Boum ça tombe. Peut-on s’écrouler lorsque l’on rampe ? Je te le demande, c’est une vraie question. Hier, cadeau : collier de berniques sur un fil de coton. Pas une vilaine blague, mais un clin d’œil affectueux de jeunes filles du lycée, les prénoms au feutre noir écrits dessus...
Pour ne pas les oublier !    On a ri bien sûr. Pendant -quelques secondes- j’ai porté des petites maisons autour de mon cou.
Patelles, chapeaux chinois, berniques tous ces mots et avant, leurs petits corps dans
la coquille.
De la vie quoi ! Alors on a mangé des carambars caramel !

 

 

Bordélique comme je suis j’arrive encore à faire des jardins à la française depuis les terres du milieu de l’Angleterre. Les pieds pris dans des bordures bien marquées on me demande encore régulièrement à bout de sourire : « so when are you going home ? »
Tu me le demandes. Je crois bien que quand on rampe on peut s’écrouler, oui. Si on ne peut empêcher la chute, alors peut-être au moins pouvoir choisir la matière de son sol ? J’y pensais il y a quelques jours prenant l’air, alors que je retirais de gros cailloux de la terre meuble pour que des vies rampantes s’y écoulent.
Dis, quelle musique fait ton collier cadeau quand tu bouges ? Est-ce qu’on y entend la mer, et votre rire d’hier ? Pas de coquilles ici, je n’entends rien. Trop loin des vagues sur une île, fallait le faire ! Alors je prends le son à ton cou.

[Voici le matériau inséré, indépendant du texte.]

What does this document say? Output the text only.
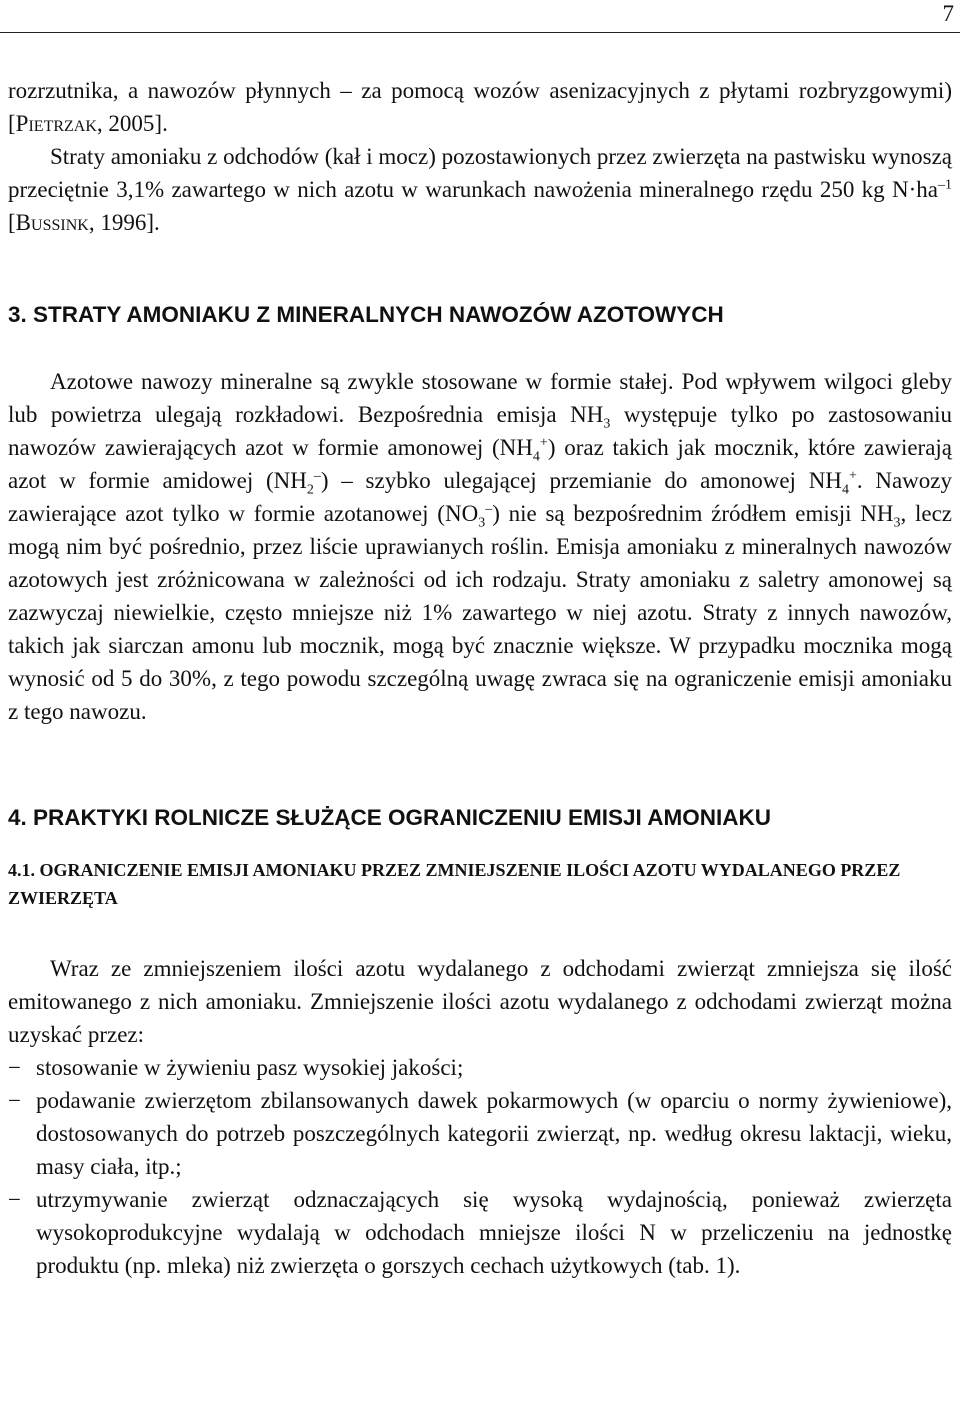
7

rozrzutnika, a nawozów płynnych – za pomocą wozów asenizacyjnych z płytami rozbryzgowymi) [Pietrzak, 2005].

Straty amoniaku z odchodów (kał i mocz) pozostawionych przez zwierzęta na pastwisku wynoszą przeciętnie 3,1% zawartego w nich azotu w warunkach nawożenia mineralnego rzędu 250 kg $N\cdot ha^{-1}$ [Bussink, 1996].

3. STRATY AMONIAKU Z MINERALNYCH NAWOZÓW AZOTOWYCH

Azotowe nawozy mineralne są zwykle stosowane w formie stałej. Pod wpływem wilgoci gleby lub powietrza ulegają rozkładowi. Bezpośrednia emisja $NH_3$ występuje tylko po zastosowaniu nawozów zawierających azot w formie amonowej $(NH_4^+)$ oraz takich jak mocznik, które zawierają azot w formie amidowej $(NH_2^-)$ – szybko ulegającej przemianie do amonowej $NH_4^+$. Nawozy zawierające azot tylko w formie azotanowej $(NO_3^-)$ nie są bezpośrednim źródłem emisji $NH_3$, lecz mogą nim być pośrednio, przez liście uprawianych roślin. Emisja amoniaku z mineralnych nawozów azotowych jest zróżnicowana w zależności od ich rodzaju. Straty amoniaku z saletry amonowej są zazwyczaj niewielkie, często mniejsze niż 1% zawartego w niej azotu. Straty z innych nawozów, takich jak siarczan amonu lub mocznik, mogą być znacznie większe. W przypadku mocznika mogą wynosić od 5 do 30%, z tego powodu szczególną uwagę zwraca się na ograniczenie emisji amoniaku z tego nawozu.

4. PRAKTYKI ROLNICZE SŁUŻĄCE OGRANICZENIU EMISJI AMONIAKU
4.1. OGRANICZENIE EMISJI AMONIAKU PRZEZ ZMNIEJSZENIE ILOŚCI AZOTU WYDALANEGO PRZEZ ZWIERZĘTA

Wraz ze zmniejszeniem ilości azotu wydalanego z odchodami zwierząt zmniejsza się ilość emitowanego z nich amoniaku. Zmniejszenie ilości azotu wydalanego z odchodami zwierząt można uzyskać przez:

− stosowanie w żywieniu pasz wysokiej jakości;
− podawanie zwierzętom zbilansowanych dawek pokarmowych (w oparciu o normy żywieniowe), dostosowanych do potrzeb poszczególnych kategorii zwierząt, np. według okresu laktacji, wieku, masy ciała, itp.;
− utrzymywanie zwierząt odznaczających się wysoką wydajnością, ponieważ zwierzęta wysokoprodukcyjne wydalają w odchodach mniejsze ilości N w przeliczeniu na jednostkę produktu (np. mleka) niż zwierzęta o gorszych cechach użytkowych (tab. 1).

Le son est parti dans le mur, il voulait dormir tout contre l’arbre sous l’arche du
pont, tu vois ma photo n’est pas un mensonge. Mais elle ne bouge pas, pas comme
les tiennes, sauf si je la prends dans ma main. Tenir un arbre dans sa main, voilà
une jolie phrase, mais, je n’aime pas beaucoup les jolies phrases !
À la hauteur de mon regard des petites feuilles toutes tendres, papotent, la pluie
les a fortifiées : depuis quelques jours, elles brillent plus fort. Et c’est bien, la pluie.
Je suis retournée dans ta résidence, jeudi, tu n’étais pas là, avec ta voix grave et
tous tes projets, mais il y avait un peu de toi sur l’étagère et Zweig m’a parlé aussi.
Le chat dort en P LS, ça le rassure sans doute, il a le vertige parfois... C’est un drôle
de chat !
Et toi ?

 

 
 
 
 

 
 

 
 
 
 
 
 

 
 

 
 
 

Oui, moi aussi je suis un drôle de chat. J’adore dormir, je pourrais dormir tout le temps, mais plutôt recroquevillée qu’étalée. J’ai le vertige, aussi, mais peut-être pas un vertige félin, un truc nettement moins gracieux. Il me faut des surfaces de partout pour mesurer la gravité, lester mon sommeil, d’ailleurs je dors souvent avec une couverture (un manteau, une étole, …) sur la tête. Idéalement rien ne dépasse et si je pouvais je ne bougerais même pas. Dans le train c’est souvent qu’on me prend pour une pile de vêtements. En partant de Rennes fin mai j’avais encore une fois dormi cachée.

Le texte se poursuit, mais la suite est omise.